The first step is doing so in an “operator-assisted” manner: a dashboard shows the operator a recommendation that can either be accepted or not. The recommendation is then executed manually by the operator by changing settings via the HMI, and the model gets feedback that the recommendation was a good one. The more trust the operator gets in the recommendations, the more hands-off those recommendations can be implemented. The next step would be to automatically execute the recommendation upon acceptance. The final step would be to remove the manual acceptance and have the machine decide which recommendations to execute. 
A hands-off, lights-out process of baking buns with considerably lower energy consumption.

Find out more about the Sustainable Oven Service in the video below:

Running a sustainable business with concrete carbon-neutral targets is an important ambition. And smart solutions leveraging connectivity, data analytics, artificial intelligence, paired with domain knowledge, play a vital role in making this ambition a reality. 

AMF, a world-leading bakery system solution provider, recognizes the challenges of modern bakeries: traditional focus on consistent product quality, efficient production processes, and bottom-line costs remain; at the same time new topics like sustainability and reducing food waste become more important each day. AMF has joined forces with Itility and together we’ve devised an ambitious plan: harnessing the power of data and technology to enable bakeries to achieve both operational and environmental excellence. We set out to develop a full range of intelligent products that will transform a bakery’s operating model and accelerate positive change.  

For us, an intelligent product automates decision-making processes. In the case of AMF, that would translate to the ambition of running a bakery fully hands-off and lights-out.
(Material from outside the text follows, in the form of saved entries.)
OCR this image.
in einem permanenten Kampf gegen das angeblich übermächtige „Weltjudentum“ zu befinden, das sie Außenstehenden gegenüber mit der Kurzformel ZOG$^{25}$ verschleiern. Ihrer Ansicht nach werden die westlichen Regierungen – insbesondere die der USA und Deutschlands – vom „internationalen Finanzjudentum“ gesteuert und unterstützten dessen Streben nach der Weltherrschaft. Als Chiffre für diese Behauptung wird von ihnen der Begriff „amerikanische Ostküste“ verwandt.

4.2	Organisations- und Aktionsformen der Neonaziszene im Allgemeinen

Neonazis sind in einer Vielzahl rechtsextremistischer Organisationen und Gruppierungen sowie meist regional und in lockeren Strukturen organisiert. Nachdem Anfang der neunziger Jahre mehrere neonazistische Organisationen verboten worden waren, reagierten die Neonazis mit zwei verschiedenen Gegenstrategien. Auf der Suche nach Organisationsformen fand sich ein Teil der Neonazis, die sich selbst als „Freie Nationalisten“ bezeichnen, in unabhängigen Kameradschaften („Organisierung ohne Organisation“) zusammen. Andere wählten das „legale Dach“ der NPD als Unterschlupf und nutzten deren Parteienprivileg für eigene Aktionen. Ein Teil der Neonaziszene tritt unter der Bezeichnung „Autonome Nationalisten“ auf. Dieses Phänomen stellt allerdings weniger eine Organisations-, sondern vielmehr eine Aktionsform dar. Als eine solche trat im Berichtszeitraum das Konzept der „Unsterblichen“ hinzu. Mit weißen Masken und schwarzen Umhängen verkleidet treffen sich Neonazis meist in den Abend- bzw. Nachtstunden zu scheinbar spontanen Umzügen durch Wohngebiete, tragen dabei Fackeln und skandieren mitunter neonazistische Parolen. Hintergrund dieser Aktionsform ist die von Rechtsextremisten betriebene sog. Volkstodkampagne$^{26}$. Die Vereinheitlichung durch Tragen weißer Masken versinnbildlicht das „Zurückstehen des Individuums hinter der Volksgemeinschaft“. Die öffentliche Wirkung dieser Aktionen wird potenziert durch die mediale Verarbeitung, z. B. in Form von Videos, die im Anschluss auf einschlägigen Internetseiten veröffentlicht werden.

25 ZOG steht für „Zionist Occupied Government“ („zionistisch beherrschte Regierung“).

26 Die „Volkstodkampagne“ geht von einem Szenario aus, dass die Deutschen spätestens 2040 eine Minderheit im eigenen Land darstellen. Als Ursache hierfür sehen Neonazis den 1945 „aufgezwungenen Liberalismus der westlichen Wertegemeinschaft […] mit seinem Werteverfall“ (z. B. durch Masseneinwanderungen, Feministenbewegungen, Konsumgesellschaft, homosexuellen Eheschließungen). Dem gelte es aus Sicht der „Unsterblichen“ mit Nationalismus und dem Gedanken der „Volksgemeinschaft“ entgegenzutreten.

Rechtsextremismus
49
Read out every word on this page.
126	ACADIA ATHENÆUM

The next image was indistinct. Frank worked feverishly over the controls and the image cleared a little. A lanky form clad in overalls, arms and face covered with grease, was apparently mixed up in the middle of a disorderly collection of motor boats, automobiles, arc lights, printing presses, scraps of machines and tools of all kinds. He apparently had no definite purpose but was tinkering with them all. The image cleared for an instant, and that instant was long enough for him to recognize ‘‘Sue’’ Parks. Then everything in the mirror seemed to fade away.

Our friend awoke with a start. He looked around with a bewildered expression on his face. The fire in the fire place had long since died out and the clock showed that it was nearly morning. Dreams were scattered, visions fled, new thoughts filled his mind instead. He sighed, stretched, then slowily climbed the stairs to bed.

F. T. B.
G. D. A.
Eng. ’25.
However, that ambition can only be reached one step, one level at a time. 

profit and planet

See it as the autonomy scale: it ranges from Level 0 as “operator only” and then raised at each level until topping out at Level 5 as “full automation”. 

Each step toward a higher level makes a solution smarter and brings a bakery closer to becoming “lights-out”. One of the use cases at AMF toward this is the Sustainable Oven Service. This service uses building blocks of our AI-Factory to produce recommendations to be more energy-efficient in the baking process. 

First, experts’ domain knowledge is represented as a vast collection of rules in the Rule Engine, which is one of the AI-Factory’s building blocks. These rules make up the models, which aim to come as close as possible to a human expert in making recommendations. Once a recommendation is made, the Retraining Engine, one of the other building blocks, enables the operator to validate it by allowing him to accept or reject the recommendation with a simple click. This feedback is then sent back into the Retraining Engine to retrain the models and improve future recommendations. The more operators use the solution, the more labeled data is collected, and the better the recommendations become. The feedback loop allows for continuous learning and improvement of the machine while enabling a smooth, step-by-step transition toward fully automated operations. The better the algorithms get, the more hands-off operators become.